孙子“因敌制胜”的思想在武术的太极拳理论中体现得特别充分。《太极十三势歌诀》中说:“静中触动动犹静,因敌变化示神奇。”为了做到“因敌变化”,太极拳理论特别强调要“舍己从人”。《王宗岳太极拳论》解释“懂劲”时说:“本是舍己从人,多误舍近求远。”《打手要言》对“舍己从人”有精辟的论述:“所谓一气呵成,舍己从人,引进落空,四两拨千斤也……须要从人,不要由己。从人则活,由己则滞。尚气者无力,养气者纯刚。彼不动,己不动;彼微动,己先动。以己依人,务要知己,乃能随转随接。以己粘人,必须知人,乃能不后不先。”所谓“从人”就是要作到了解对手,按对方虚实动静确定战术,所谓“舍己”就是要求去掉主观性。“尚气者无力”是说主观任性者并无战斗力,“善气者纯刚”是说有修养能包容(即从人)者有着巨大力量。“舍己”并非被动而放弃主动,“从人”并非放弃主动而被动,恰恰相反,“舍己从人”正是为了争取主动,达到主动从而取胜。太极拳的“以柔克刚”也包含着以适应对方而战胜对方之意。可见太极拳的确把握了《孙子》“因敌致胜”思想的精髓。
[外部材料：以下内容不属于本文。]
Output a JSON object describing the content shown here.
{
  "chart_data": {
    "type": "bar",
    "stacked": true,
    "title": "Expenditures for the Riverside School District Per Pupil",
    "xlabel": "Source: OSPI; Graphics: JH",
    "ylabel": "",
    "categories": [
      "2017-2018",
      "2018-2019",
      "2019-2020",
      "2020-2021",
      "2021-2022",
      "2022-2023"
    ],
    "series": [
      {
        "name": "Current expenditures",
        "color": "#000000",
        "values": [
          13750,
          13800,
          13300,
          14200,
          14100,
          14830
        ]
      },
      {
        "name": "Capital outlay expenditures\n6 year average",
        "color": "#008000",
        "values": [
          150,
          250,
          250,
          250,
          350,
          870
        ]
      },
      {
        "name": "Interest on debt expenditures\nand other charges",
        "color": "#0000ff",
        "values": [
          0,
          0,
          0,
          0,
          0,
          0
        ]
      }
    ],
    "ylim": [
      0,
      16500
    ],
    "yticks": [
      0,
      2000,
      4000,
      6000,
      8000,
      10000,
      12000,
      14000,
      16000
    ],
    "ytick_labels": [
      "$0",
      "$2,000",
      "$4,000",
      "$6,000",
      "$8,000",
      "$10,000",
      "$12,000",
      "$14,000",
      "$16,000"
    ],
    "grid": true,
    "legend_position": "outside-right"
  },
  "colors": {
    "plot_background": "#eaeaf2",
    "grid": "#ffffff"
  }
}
“因敌制胜”是战斗的普遍规律,中华武术的各门各派,无不遵循这一条规律。俞大猷《剑经》讲棍法强调“顺人之势,借人之力”,“盖须知他出力在何处,我不于此处与他斗力,姑且忍之。待其旧力略过,新力未发,然后乘之,所以顺人之势,借人之力也。”这与太极拳的“四两拨千斤”是同一原理的运用。程冲斗《少林棍法阐宗》中讲到武术使用各种器械的共通性时说:“凡诸此类,名号各殊,取胜不一。倘与棍遇,惟随其器,而审其所恃以为利者何在?则乘其利之隙处,用穿提以入之,盘旋出入,得势得机,因敌制胜,用棍之善者也。”这些,都是对因敌变化原则具体运用的例证。
(7)“兵之情主速”
孙子曰:“兵之情主速,乘人之不及,由不虞之道,攻其所不戒也。”这段话主要说明用兵的关键在迅速,乘敌人措手不及,出其不意,攻其不备。从武术技击看,速度在实践中有着更为直接的现实的意义。武术各拳种无不要求身法、步法、手法、腿法高速敏捷。《内家拳》有所谓“八反”,其第一反就是反对懒散迟缓:“打拳宜手捷、眼快、紧逼先施。所谓敌不动时我不动,敌欲动时我先动。以我之动,逼之使其不能动,则得秘诀。”拳术讲求速度,实为实现战术的先决条件:只有快,才能争取主动,因敌变化;只有快,才能实现声东击西,奇正之变;只有快,才能“迅雷不及掩耳”地攻其不备。故《形意拳》有“七疾”说:“七疾者,眼要疾,手要疾,脚要疾,意要疾,出势要疾,进法要疾,身法要疾。习拳者具此七疾,方能制胜。所谓纵横往来,目不及瞬,令人不可捉摸者惟恃此耳。”盛行于东北、西北等地区的翻拳,亦名“八闪翻”,据说即是戚继光《拳经捷要》所载“八闪翻”流传而来的拳种,而今已流传至东南亚与欧洲。翻拳是一种短打拳术,其技术特色之一即特别强调速度,突出以快制胜,故其名曰“闪翻”,形容其如雷闪电般迅猛。翻拳主要风格是:“快硬脆弹,势长节短,接二连三,攒翻应便,手密步坚,长腿搠拳。”有所谓“翻拳一挂鞭”,就是形容此拳高速敏捷的特色。(刘丽娟《翻拳源流与发展》武林1986.2)武术的各种散打术中,无不强调速度的训练。如《峨嵋散打术》有所谓“连三拳”、“连三腿”、“快摔法”等技击招式,均体现快速敏捷。孙子的兵情主速的思想,在中华武术中有极其广泛的运用。
(8)善用兵者,有如常山之蛇
《孙子·九地篇》说:“故善用兵者,譬如率然;率然者,常山之蛇也。击其首则尾至,击其尾则首至,击其中则首尾皆至。”孙子借常山之蛇作比喻,说明用兵作战应调动部队的整体性,使兵力的各个组成部分相互协调、配合,在整体战斗中发挥各个组成部分的作用,以达到最大限度地运用战斗力以取得胜利。孙子这段论述常为武术理论所引用。《纪效新书·拳经捷要篇》说:“若以各家拳法兼而习之,正如常山蛇阵法,击首则尾应,击尾则首应,击其身而首尾相应,此谓上下周全,无有不胜。”戚继光引用《孙子》这段话,主要表明一个思想:习武,不要囿于一家一派,应广泛习练,取各家之长兼收并蓄,在实战中综合运用之。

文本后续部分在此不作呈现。